Ribuan WNI Jadi Korban Perdagangan Orang
Nesi dan Adam hanya dua dari ribuan WNI yang jadi korban TPPO untuk bekerja di perusahaan judi online dan online scamming. Kementerian Koordinator Bidang Pembangunan Manusia dan Kebudayaan menyebut, pada periode 2020 sampai Maret 2024 ditemukan ada 3.703 WNI yang menjadi korban TPPO yang dipekerjakan di sektor judi online dan penipuan online.
"Statistik kasus online scamming dari periode 2020 sampai Maret 2024 totalnya 3.703 orang,” kata Deputi Bidang Koordinasi Peningkatan Kualitas Anak, Perempuan, dan Pemuda Kemenko PMK Woro Sri Hastuti Sulistyaningrum, di Jakarta beberapa hari lalu, dikutip dari Antara
Rinciannya, 1.914 orang dipekerjakan di Kamboja, 680 orang di Filipina, Thailand 364 orang, dan Myanmar ada 332 orang. Korban TPPO penipuan online ini berasal dari usia produktif, usia 28-35 tahun, berpendidikan tinggi: sarjana, melek teknologi, bahkan ada yang S2.
Data lain diungkapkan Kepala Badan Perlindungan Pekerja Migran Indonesia (BP2MI), Benny Ramdhani, bahwa total WNI yang tinggal di Kamboja mencapai 89.440 orang, berdasarkan catatan Imigrasi. Yang tercatat sebagai pekerja hanya 17.883 orang, lalu 1.914 dipulangkan karena jadi korban TPPO yang dipekerjakan sebagai operator judi online.
Data ini, bagi Benny, menunjukkan bahwa sekarang pihaknya tak hanya fokus ke judolnya. Tapi bagaimana melawan sindikat penempatan pekerja secara ilegal.
Sebagai korban yang dipekerjakan di perusahaan judol dan online scamming, Nesi dan Adam berpesan agar tak ada lagi yang mengikuti jejaknya. Keduanya mengimbau agar selalu selektif dan selalu mempertanyakan iming-iming gaji besar.
“Jangan mau dan jangan tergoda oleh uang walaupun memang masalah terbesar kita itu kan adalah uang,” kata Adam.
“Teman-teman yang pengen ke sana, jangan berharap bahwa situ bakal enak. Yang ada kalian disiksa di sana,” ujar Nesi.
Di sisi lain, Adam menyadari bahwa fenomena WNI mudah tergiur ke negara tetangga karena di Indonesia sendiri sulit mencari pekerjaan.

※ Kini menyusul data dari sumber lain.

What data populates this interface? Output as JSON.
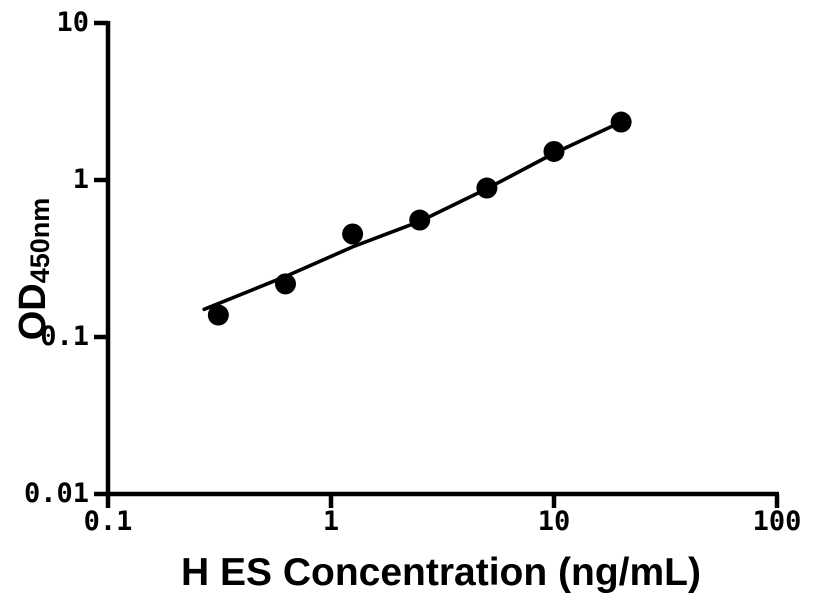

Banyaknya syarat atau kualifikasi dalam lowongan kerja dianggap menyulitkan warga negara mendapatkan pekerjaan.
“Makanya mereka lebih memilih untuk pergi,” kata Adam.
“Indonesia tidak punya kerja sama penempatan pekerja migran ke Kamboja, Myanmar, atau Laos. Jadi, ketika masyarakat mendapat informasi pekerjaan harus memastikan itu valid dan bisa dipastikan pemerintah Indonesia melarang penempatan di sektor judi online maupun scam,” ucap Koordinator Divisi Bantuan Hukum Migrant Care, Nur Harsono.